Herbststurm Herwart wütet, entwurzelt Bäume und legt Bahnhöfe lahm.

Ich dachte, dass Meteorologen Stürme nach Frauen benennen. Patricia, Sandy, Katrina… Vielleicht nennen sie Stürmchen nach Männern und die wirklich zerstörerischen nach Frauen.

Ich möchte nur weg von hier, weil ich vom gestrigen Training noch ausgelaugt war und mein Muskelkater zunahm. Mein Körper brauchte Ruhe, zurück in meiner Wohnung, geschützt durch dicke Wände, eingewickelt in einer Decke – wie mein Vater es damals pflegte und mich wie ein Burrito verpackte.

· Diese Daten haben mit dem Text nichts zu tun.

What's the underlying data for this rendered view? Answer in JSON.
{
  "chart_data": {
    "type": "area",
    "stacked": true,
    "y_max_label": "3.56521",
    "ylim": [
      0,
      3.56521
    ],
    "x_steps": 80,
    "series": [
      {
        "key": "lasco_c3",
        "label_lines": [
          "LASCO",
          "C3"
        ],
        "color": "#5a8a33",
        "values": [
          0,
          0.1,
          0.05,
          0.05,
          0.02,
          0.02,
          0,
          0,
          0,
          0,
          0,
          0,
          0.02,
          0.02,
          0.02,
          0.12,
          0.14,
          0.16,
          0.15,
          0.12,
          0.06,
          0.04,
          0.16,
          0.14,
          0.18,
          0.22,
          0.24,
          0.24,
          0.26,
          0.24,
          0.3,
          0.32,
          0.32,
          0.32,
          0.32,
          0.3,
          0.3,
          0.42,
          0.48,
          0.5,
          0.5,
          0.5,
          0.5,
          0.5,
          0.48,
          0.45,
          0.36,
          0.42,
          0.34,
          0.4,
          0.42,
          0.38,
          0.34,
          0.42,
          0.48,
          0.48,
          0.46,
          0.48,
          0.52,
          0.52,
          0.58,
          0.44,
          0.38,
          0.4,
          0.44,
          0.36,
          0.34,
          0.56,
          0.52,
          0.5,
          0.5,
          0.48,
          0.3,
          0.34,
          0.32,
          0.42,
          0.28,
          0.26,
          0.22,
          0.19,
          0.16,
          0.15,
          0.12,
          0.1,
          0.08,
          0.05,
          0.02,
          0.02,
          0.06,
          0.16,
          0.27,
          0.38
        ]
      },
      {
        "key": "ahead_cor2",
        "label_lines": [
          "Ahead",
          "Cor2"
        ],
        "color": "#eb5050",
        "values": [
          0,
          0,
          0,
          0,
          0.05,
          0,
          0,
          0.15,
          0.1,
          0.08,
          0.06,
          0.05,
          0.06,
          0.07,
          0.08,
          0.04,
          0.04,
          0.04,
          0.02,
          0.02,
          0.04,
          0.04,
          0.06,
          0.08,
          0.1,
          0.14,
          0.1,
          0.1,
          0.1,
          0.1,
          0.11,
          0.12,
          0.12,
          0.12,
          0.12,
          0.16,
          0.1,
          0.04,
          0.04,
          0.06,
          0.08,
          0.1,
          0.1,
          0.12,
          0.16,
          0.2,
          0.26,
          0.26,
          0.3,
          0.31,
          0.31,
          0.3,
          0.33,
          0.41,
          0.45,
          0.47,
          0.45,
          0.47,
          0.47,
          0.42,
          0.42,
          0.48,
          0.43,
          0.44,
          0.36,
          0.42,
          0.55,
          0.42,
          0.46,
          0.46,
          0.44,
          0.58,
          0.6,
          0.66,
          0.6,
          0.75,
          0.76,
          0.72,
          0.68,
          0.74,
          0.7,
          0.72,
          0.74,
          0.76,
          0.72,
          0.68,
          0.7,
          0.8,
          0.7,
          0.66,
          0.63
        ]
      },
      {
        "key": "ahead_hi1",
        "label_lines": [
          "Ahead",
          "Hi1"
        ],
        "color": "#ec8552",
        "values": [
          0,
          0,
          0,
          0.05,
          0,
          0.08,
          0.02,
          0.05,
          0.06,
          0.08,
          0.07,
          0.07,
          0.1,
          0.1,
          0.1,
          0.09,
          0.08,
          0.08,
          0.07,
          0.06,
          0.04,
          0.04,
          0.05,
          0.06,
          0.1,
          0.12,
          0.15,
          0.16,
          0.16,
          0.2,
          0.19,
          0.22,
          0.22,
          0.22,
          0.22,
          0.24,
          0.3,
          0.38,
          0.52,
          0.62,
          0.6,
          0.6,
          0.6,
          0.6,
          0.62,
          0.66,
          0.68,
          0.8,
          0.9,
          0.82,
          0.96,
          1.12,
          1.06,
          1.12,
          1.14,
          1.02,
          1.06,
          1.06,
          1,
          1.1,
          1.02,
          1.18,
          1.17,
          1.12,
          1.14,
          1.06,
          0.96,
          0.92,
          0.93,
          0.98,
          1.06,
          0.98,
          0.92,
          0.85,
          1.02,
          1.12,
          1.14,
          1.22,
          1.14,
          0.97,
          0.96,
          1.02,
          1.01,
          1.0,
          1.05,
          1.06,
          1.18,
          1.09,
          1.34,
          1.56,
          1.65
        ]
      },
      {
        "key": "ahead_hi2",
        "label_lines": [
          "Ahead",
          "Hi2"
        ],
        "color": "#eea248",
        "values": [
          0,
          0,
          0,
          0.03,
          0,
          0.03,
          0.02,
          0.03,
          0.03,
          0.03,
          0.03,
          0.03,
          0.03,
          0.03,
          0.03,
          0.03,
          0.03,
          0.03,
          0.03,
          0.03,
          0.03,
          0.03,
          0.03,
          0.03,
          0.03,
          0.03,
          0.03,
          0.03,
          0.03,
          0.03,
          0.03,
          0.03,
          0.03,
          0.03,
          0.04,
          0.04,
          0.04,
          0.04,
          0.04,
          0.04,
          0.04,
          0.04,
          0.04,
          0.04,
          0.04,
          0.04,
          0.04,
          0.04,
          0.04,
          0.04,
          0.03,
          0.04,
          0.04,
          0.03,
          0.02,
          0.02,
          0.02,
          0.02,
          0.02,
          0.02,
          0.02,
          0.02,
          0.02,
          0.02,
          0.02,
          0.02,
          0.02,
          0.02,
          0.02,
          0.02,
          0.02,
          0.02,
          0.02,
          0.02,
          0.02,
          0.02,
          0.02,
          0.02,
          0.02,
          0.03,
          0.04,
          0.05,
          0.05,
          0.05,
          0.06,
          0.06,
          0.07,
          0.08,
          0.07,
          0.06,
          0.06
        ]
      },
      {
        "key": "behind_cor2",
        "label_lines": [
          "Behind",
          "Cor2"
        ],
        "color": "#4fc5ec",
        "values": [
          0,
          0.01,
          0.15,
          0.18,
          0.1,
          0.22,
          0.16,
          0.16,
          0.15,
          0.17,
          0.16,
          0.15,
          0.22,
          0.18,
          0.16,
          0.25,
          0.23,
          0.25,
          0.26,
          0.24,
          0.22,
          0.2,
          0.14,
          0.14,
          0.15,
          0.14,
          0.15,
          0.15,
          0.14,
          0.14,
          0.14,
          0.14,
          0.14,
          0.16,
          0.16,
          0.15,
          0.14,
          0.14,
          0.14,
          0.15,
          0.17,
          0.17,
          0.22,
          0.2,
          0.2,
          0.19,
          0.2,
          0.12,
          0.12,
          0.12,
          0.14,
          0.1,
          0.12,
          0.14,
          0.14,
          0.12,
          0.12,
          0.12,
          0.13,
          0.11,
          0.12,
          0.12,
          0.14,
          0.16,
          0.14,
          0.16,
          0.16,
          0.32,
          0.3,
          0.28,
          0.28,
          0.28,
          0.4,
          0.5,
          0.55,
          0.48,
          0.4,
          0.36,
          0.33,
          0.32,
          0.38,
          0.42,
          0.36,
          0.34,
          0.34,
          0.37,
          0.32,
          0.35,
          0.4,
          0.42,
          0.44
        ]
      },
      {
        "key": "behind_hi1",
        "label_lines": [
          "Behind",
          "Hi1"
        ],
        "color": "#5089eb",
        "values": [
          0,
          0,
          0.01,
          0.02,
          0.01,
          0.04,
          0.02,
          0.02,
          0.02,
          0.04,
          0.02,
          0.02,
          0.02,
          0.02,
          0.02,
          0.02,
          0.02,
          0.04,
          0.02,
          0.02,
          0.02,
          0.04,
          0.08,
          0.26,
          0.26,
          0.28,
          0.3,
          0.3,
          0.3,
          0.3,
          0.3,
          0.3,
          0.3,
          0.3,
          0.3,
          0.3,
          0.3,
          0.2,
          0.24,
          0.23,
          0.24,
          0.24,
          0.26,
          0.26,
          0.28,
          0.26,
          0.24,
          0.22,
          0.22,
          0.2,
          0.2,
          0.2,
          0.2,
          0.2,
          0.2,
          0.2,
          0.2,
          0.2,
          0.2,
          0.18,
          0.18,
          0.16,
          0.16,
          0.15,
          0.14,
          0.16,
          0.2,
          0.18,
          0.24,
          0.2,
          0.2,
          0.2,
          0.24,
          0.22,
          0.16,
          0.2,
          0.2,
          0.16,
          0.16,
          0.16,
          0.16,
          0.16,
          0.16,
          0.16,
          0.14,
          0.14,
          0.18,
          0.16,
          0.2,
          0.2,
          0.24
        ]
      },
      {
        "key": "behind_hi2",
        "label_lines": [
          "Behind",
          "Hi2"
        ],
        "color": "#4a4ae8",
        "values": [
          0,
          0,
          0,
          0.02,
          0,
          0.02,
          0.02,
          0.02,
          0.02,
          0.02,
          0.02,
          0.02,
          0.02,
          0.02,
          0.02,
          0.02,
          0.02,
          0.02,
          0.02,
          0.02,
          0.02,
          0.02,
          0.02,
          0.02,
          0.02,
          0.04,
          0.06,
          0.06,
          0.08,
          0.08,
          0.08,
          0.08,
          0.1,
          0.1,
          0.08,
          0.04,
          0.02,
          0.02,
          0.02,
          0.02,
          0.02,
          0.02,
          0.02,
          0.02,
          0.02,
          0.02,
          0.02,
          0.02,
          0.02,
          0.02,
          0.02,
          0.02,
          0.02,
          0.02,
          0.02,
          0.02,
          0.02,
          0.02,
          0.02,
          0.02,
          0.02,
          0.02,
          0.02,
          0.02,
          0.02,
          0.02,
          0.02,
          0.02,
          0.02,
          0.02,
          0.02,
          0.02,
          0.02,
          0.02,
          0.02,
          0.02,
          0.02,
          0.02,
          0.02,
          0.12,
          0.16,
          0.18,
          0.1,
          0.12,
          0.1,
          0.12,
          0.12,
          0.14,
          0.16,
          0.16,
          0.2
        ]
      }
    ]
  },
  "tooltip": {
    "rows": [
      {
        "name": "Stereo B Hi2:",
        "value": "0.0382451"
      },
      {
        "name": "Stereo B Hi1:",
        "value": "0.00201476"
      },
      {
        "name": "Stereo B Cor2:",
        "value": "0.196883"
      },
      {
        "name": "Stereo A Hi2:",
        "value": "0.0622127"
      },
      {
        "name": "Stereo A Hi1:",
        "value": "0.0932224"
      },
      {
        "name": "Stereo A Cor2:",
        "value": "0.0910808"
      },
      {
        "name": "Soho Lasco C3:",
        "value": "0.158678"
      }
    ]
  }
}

Mit der rechten Hand lange ich gewohnt in die rechte Hosentasche, in der mein Fahrradschlüssel ruht, und greife ins Leere.

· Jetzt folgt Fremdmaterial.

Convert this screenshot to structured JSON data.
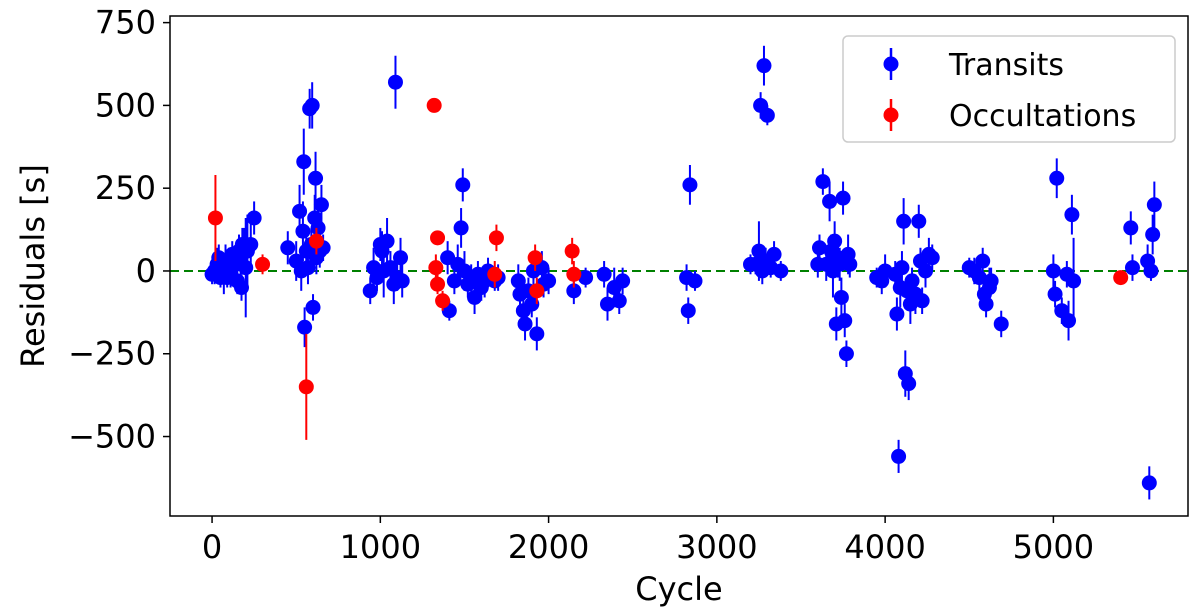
{
  "chart_data": {
    "type": "scatter",
    "xlabel": "Cycle",
    "ylabel": "Residuals [s]",
    "xlim": [
      -250,
      5800
    ],
    "ylim": [
      -740,
      770
    ],
    "xticks": [
      0,
      1000,
      2000,
      3000,
      4000,
      5000
    ],
    "yticks": [
      -500,
      -250,
      0,
      250,
      500,
      750
    ],
    "xtick_labels": [
      "0",
      "1000",
      "2000",
      "3000",
      "4000",
      "5000"
    ],
    "ytick_labels": [
      "−500",
      "−250",
      "0",
      "250",
      "500",
      "750"
    ],
    "reference_line": {
      "y": 0,
      "style": "dashed",
      "color": "#008000"
    },
    "legend": {
      "position": "top-right"
    },
    "series": [
      {
        "name": "Transits",
        "color": "#0000ff",
        "points": [
          {
            "x": 0,
            "y": -10,
            "err": 30
          },
          {
            "x": 15,
            "y": 0,
            "err": 40
          },
          {
            "x": 30,
            "y": 20,
            "err": 50
          },
          {
            "x": 40,
            "y": 40,
            "err": 40
          },
          {
            "x": 50,
            "y": -20,
            "err": 30
          },
          {
            "x": 60,
            "y": 10,
            "err": 40
          },
          {
            "x": 70,
            "y": -10,
            "err": 60
          },
          {
            "x": 80,
            "y": 30,
            "err": 50
          },
          {
            "x": 90,
            "y": -20,
            "err": 30
          },
          {
            "x": 100,
            "y": 30,
            "err": 40
          },
          {
            "x": 110,
            "y": 0,
            "err": 50
          },
          {
            "x": 120,
            "y": 50,
            "err": 40
          },
          {
            "x": 140,
            "y": 20,
            "err": 30
          },
          {
            "x": 150,
            "y": -30,
            "err": 40
          },
          {
            "x": 160,
            "y": 60,
            "err": 50
          },
          {
            "x": 170,
            "y": 40,
            "err": 60
          },
          {
            "x": 175,
            "y": -50,
            "err": 40
          },
          {
            "x": 180,
            "y": 80,
            "err": 50
          },
          {
            "x": 190,
            "y": 70,
            "err": 60
          },
          {
            "x": 200,
            "y": 10,
            "err": 150
          },
          {
            "x": 210,
            "y": 60,
            "err": 110
          },
          {
            "x": 230,
            "y": 80,
            "err": 80
          },
          {
            "x": 250,
            "y": 160,
            "err": 50
          },
          {
            "x": 450,
            "y": 70,
            "err": 50
          },
          {
            "x": 500,
            "y": 30,
            "err": 60
          },
          {
            "x": 520,
            "y": 180,
            "err": 80
          },
          {
            "x": 530,
            "y": 0,
            "err": 60
          },
          {
            "x": 540,
            "y": 120,
            "err": 90
          },
          {
            "x": 545,
            "y": 330,
            "err": 100
          },
          {
            "x": 550,
            "y": -170,
            "err": 60
          },
          {
            "x": 560,
            "y": 60,
            "err": 70
          },
          {
            "x": 570,
            "y": 10,
            "err": 50
          },
          {
            "x": 580,
            "y": 490,
            "err": 60
          },
          {
            "x": 590,
            "y": 80,
            "err": 50
          },
          {
            "x": 595,
            "y": 500,
            "err": 70
          },
          {
            "x": 600,
            "y": -110,
            "err": 40
          },
          {
            "x": 610,
            "y": 160,
            "err": 70
          },
          {
            "x": 615,
            "y": 280,
            "err": 80
          },
          {
            "x": 620,
            "y": 40,
            "err": 50
          },
          {
            "x": 630,
            "y": 130,
            "err": 60
          },
          {
            "x": 640,
            "y": 60,
            "err": 50
          },
          {
            "x": 650,
            "y": 200,
            "err": 60
          },
          {
            "x": 660,
            "y": 70,
            "err": 40
          },
          {
            "x": 940,
            "y": -60,
            "err": 40
          },
          {
            "x": 960,
            "y": 10,
            "err": 60
          },
          {
            "x": 980,
            "y": -20,
            "err": 40
          },
          {
            "x": 1000,
            "y": 80,
            "err": 50
          },
          {
            "x": 1010,
            "y": 60,
            "err": 60
          },
          {
            "x": 1020,
            "y": 0,
            "err": 80
          },
          {
            "x": 1040,
            "y": 90,
            "err": 70
          },
          {
            "x": 1060,
            "y": 10,
            "err": 50
          },
          {
            "x": 1080,
            "y": -40,
            "err": 60
          },
          {
            "x": 1090,
            "y": 570,
            "err": 80
          },
          {
            "x": 1100,
            "y": -20,
            "err": 40
          },
          {
            "x": 1120,
            "y": 40,
            "err": 60
          },
          {
            "x": 1130,
            "y": -30,
            "err": 50
          },
          {
            "x": 1400,
            "y": 40,
            "err": 50
          },
          {
            "x": 1410,
            "y": -120,
            "err": 30
          },
          {
            "x": 1440,
            "y": -30,
            "err": 40
          },
          {
            "x": 1460,
            "y": 20,
            "err": 60
          },
          {
            "x": 1480,
            "y": 130,
            "err": 60
          },
          {
            "x": 1490,
            "y": 260,
            "err": 50
          },
          {
            "x": 1500,
            "y": 0,
            "err": 60
          },
          {
            "x": 1520,
            "y": -40,
            "err": 40
          },
          {
            "x": 1540,
            "y": -20,
            "err": 40
          },
          {
            "x": 1560,
            "y": -80,
            "err": 50
          },
          {
            "x": 1580,
            "y": -10,
            "err": 40
          },
          {
            "x": 1600,
            "y": -50,
            "err": 40
          },
          {
            "x": 1620,
            "y": -30,
            "err": 50
          },
          {
            "x": 1640,
            "y": 0,
            "err": 40
          },
          {
            "x": 1680,
            "y": -30,
            "err": 30
          },
          {
            "x": 1700,
            "y": -20,
            "err": 40
          },
          {
            "x": 1820,
            "y": -30,
            "err": 50
          },
          {
            "x": 1830,
            "y": -70,
            "err": 40
          },
          {
            "x": 1850,
            "y": -120,
            "err": 50
          },
          {
            "x": 1860,
            "y": -160,
            "err": 50
          },
          {
            "x": 1880,
            "y": -60,
            "err": 40
          },
          {
            "x": 1900,
            "y": -100,
            "err": 40
          },
          {
            "x": 1910,
            "y": 0,
            "err": 50
          },
          {
            "x": 1930,
            "y": -190,
            "err": 50
          },
          {
            "x": 1960,
            "y": 10,
            "err": 50
          },
          {
            "x": 1970,
            "y": -40,
            "err": 40
          },
          {
            "x": 2000,
            "y": -30,
            "err": 40
          },
          {
            "x": 2150,
            "y": -60,
            "err": 40
          },
          {
            "x": 2220,
            "y": -20,
            "err": 30
          },
          {
            "x": 2330,
            "y": -10,
            "err": 40
          },
          {
            "x": 2350,
            "y": -100,
            "err": 50
          },
          {
            "x": 2390,
            "y": -50,
            "err": 60
          },
          {
            "x": 2420,
            "y": -90,
            "err": 40
          },
          {
            "x": 2440,
            "y": -30,
            "err": 40
          },
          {
            "x": 2820,
            "y": -20,
            "err": 40
          },
          {
            "x": 2830,
            "y": -120,
            "err": 40
          },
          {
            "x": 2840,
            "y": 260,
            "err": 60
          },
          {
            "x": 2870,
            "y": -30,
            "err": 30
          },
          {
            "x": 3200,
            "y": 20,
            "err": 30
          },
          {
            "x": 3230,
            "y": 20,
            "err": 30
          },
          {
            "x": 3250,
            "y": 60,
            "err": 90
          },
          {
            "x": 3260,
            "y": 500,
            "err": 40
          },
          {
            "x": 3270,
            "y": 0,
            "err": 40
          },
          {
            "x": 3280,
            "y": 620,
            "err": 60
          },
          {
            "x": 3290,
            "y": 30,
            "err": 40
          },
          {
            "x": 3300,
            "y": 470,
            "err": 30
          },
          {
            "x": 3320,
            "y": 10,
            "err": 30
          },
          {
            "x": 3340,
            "y": 50,
            "err": 40
          },
          {
            "x": 3380,
            "y": 0,
            "err": 30
          },
          {
            "x": 3600,
            "y": 20,
            "err": 40
          },
          {
            "x": 3610,
            "y": 70,
            "err": 40
          },
          {
            "x": 3630,
            "y": 270,
            "err": 40
          },
          {
            "x": 3650,
            "y": 20,
            "err": 50
          },
          {
            "x": 3670,
            "y": 210,
            "err": 60
          },
          {
            "x": 3680,
            "y": 60,
            "err": 50
          },
          {
            "x": 3690,
            "y": 0,
            "err": 80
          },
          {
            "x": 3700,
            "y": 90,
            "err": 60
          },
          {
            "x": 3710,
            "y": -160,
            "err": 50
          },
          {
            "x": 3720,
            "y": 40,
            "err": 60
          },
          {
            "x": 3730,
            "y": 20,
            "err": 50
          },
          {
            "x": 3740,
            "y": -80,
            "err": 60
          },
          {
            "x": 3750,
            "y": 220,
            "err": 50
          },
          {
            "x": 3760,
            "y": -150,
            "err": 50
          },
          {
            "x": 3770,
            "y": -250,
            "err": 40
          },
          {
            "x": 3780,
            "y": 50,
            "err": 60
          },
          {
            "x": 3790,
            "y": 20,
            "err": 40
          },
          {
            "x": 3950,
            "y": -20,
            "err": 30
          },
          {
            "x": 3980,
            "y": -30,
            "err": 40
          },
          {
            "x": 4000,
            "y": 0,
            "err": 50
          },
          {
            "x": 4060,
            "y": -10,
            "err": 40
          },
          {
            "x": 4070,
            "y": -130,
            "err": 50
          },
          {
            "x": 4080,
            "y": -560,
            "err": 50
          },
          {
            "x": 4090,
            "y": -50,
            "err": 60
          },
          {
            "x": 4100,
            "y": 10,
            "err": 50
          },
          {
            "x": 4110,
            "y": 150,
            "err": 70
          },
          {
            "x": 4120,
            "y": -310,
            "err": 70
          },
          {
            "x": 4130,
            "y": -60,
            "err": 40
          },
          {
            "x": 4140,
            "y": -340,
            "err": 50
          },
          {
            "x": 4150,
            "y": -100,
            "err": 60
          },
          {
            "x": 4160,
            "y": -30,
            "err": 40
          },
          {
            "x": 4180,
            "y": -70,
            "err": 60
          },
          {
            "x": 4200,
            "y": 150,
            "err": 50
          },
          {
            "x": 4210,
            "y": 30,
            "err": 40
          },
          {
            "x": 4220,
            "y": -90,
            "err": 40
          },
          {
            "x": 4240,
            "y": 0,
            "err": 50
          },
          {
            "x": 4260,
            "y": 50,
            "err": 50
          },
          {
            "x": 4280,
            "y": 40,
            "err": 40
          },
          {
            "x": 4500,
            "y": 10,
            "err": 30
          },
          {
            "x": 4530,
            "y": 0,
            "err": 40
          },
          {
            "x": 4560,
            "y": -20,
            "err": 50
          },
          {
            "x": 4580,
            "y": 30,
            "err": 40
          },
          {
            "x": 4590,
            "y": -70,
            "err": 50
          },
          {
            "x": 4600,
            "y": -100,
            "err": 40
          },
          {
            "x": 4620,
            "y": -50,
            "err": 60
          },
          {
            "x": 4630,
            "y": -30,
            "err": 40
          },
          {
            "x": 4690,
            "y": -160,
            "err": 40
          },
          {
            "x": 5000,
            "y": 0,
            "err": 50
          },
          {
            "x": 5010,
            "y": -70,
            "err": 40
          },
          {
            "x": 5020,
            "y": 280,
            "err": 60
          },
          {
            "x": 5050,
            "y": -120,
            "err": 40
          },
          {
            "x": 5080,
            "y": -10,
            "err": 40
          },
          {
            "x": 5090,
            "y": -150,
            "err": 60
          },
          {
            "x": 5110,
            "y": 170,
            "err": 60
          },
          {
            "x": 5120,
            "y": -30,
            "err": 130
          },
          {
            "x": 5460,
            "y": 130,
            "err": 50
          },
          {
            "x": 5470,
            "y": 10,
            "err": 40
          },
          {
            "x": 5560,
            "y": 30,
            "err": 50
          },
          {
            "x": 5570,
            "y": -640,
            "err": 50
          },
          {
            "x": 5580,
            "y": 0,
            "err": 30
          },
          {
            "x": 5590,
            "y": 110,
            "err": 60
          },
          {
            "x": 5600,
            "y": 200,
            "err": 70
          }
        ]
      },
      {
        "name": "Occultations",
        "color": "#ff0000",
        "points": [
          {
            "x": 20,
            "y": 160,
            "err": 130
          },
          {
            "x": 300,
            "y": 20,
            "err": 30
          },
          {
            "x": 560,
            "y": -350,
            "err": 160
          },
          {
            "x": 620,
            "y": 90,
            "err": 40
          },
          {
            "x": 1320,
            "y": 500,
            "err": 20
          },
          {
            "x": 1330,
            "y": 10,
            "err": 40
          },
          {
            "x": 1340,
            "y": 100,
            "err": 20
          },
          {
            "x": 1340,
            "y": -40,
            "err": 30
          },
          {
            "x": 1370,
            "y": -90,
            "err": 30
          },
          {
            "x": 1680,
            "y": -10,
            "err": 40
          },
          {
            "x": 1690,
            "y": 100,
            "err": 40
          },
          {
            "x": 1920,
            "y": 40,
            "err": 40
          },
          {
            "x": 1930,
            "y": -60,
            "err": 40
          },
          {
            "x": 2140,
            "y": 60,
            "err": 40
          },
          {
            "x": 2150,
            "y": -10,
            "err": 40
          },
          {
            "x": 5400,
            "y": -20,
            "err": 20
          }
        ]
      }
    ]
  }
}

Ich taste die Wände meiner Hosentasche ab. Ich fasse hastig in meine linke Hosentasche. Danach in meine Jackentasche. Links, rechts, wieder in die rechte Hosentasche.

Es ist einer der Tage an dem alles schief zu laufen scheint. Ich gehe zurück in den Keller und quetsche mich durch die Menschenmenge mit dem Blick zum Boden. Ich suche ein Schlüssel mit schwarzem Kopf zwischen hunderten Fußen in einem langgezogenen Keller mit drei Tanzflächen und ebenso vielen Bars.

Keine Chance.

Ich gehe zur Garderobe und lasse mir die Nummer von Ana geben, die sich um Fundsachen kümmert.

In dieser regnerischen Nacht verpasse ich jeweils ein Taxi, ein Bus und eine Bahn, direkt vor meiner Nase. Zwei Stunden später tauche ich durchgefroren und nass in mein Bett. Am nächsten Morgen halte ich meine Augen extra lange geschlossen.

Ich schreibe nach dem Aufsehen Ana und erkläre ihr meine Situation:

„Hi Ana, ich habe mein Fahrradschlüssel bei der Party am Samstag verloren.? Es ist ein teures Fahrrad mit einem hundert Euro Schloss, dass nicht ohne weiteres aufbrechen kann. Dazu finde ich den Ersatzschlüssel nicht. Auch meine Eltern haben mein altes Zimmer auf den Kopf gestellt. Ich hänge an dem Fahrrad und hoffe, dass der Schlüssel aufgetaucht ist.“

Ich stelle fest, wie oft ich eigentlich mein Fahrrad benutze. Für die Wege zur Arbeit, Training, Einkaufen, zu Freunden, überall fahre ich mit dem Fahrrad, denn ein Auto besitze ich nicht und öffentliche Fahrten sind meistens trostlos – so viele Menschen, die zur Arbeit treiben, obwohl sie schon Jahre zuvor innerlich gekündigt haben.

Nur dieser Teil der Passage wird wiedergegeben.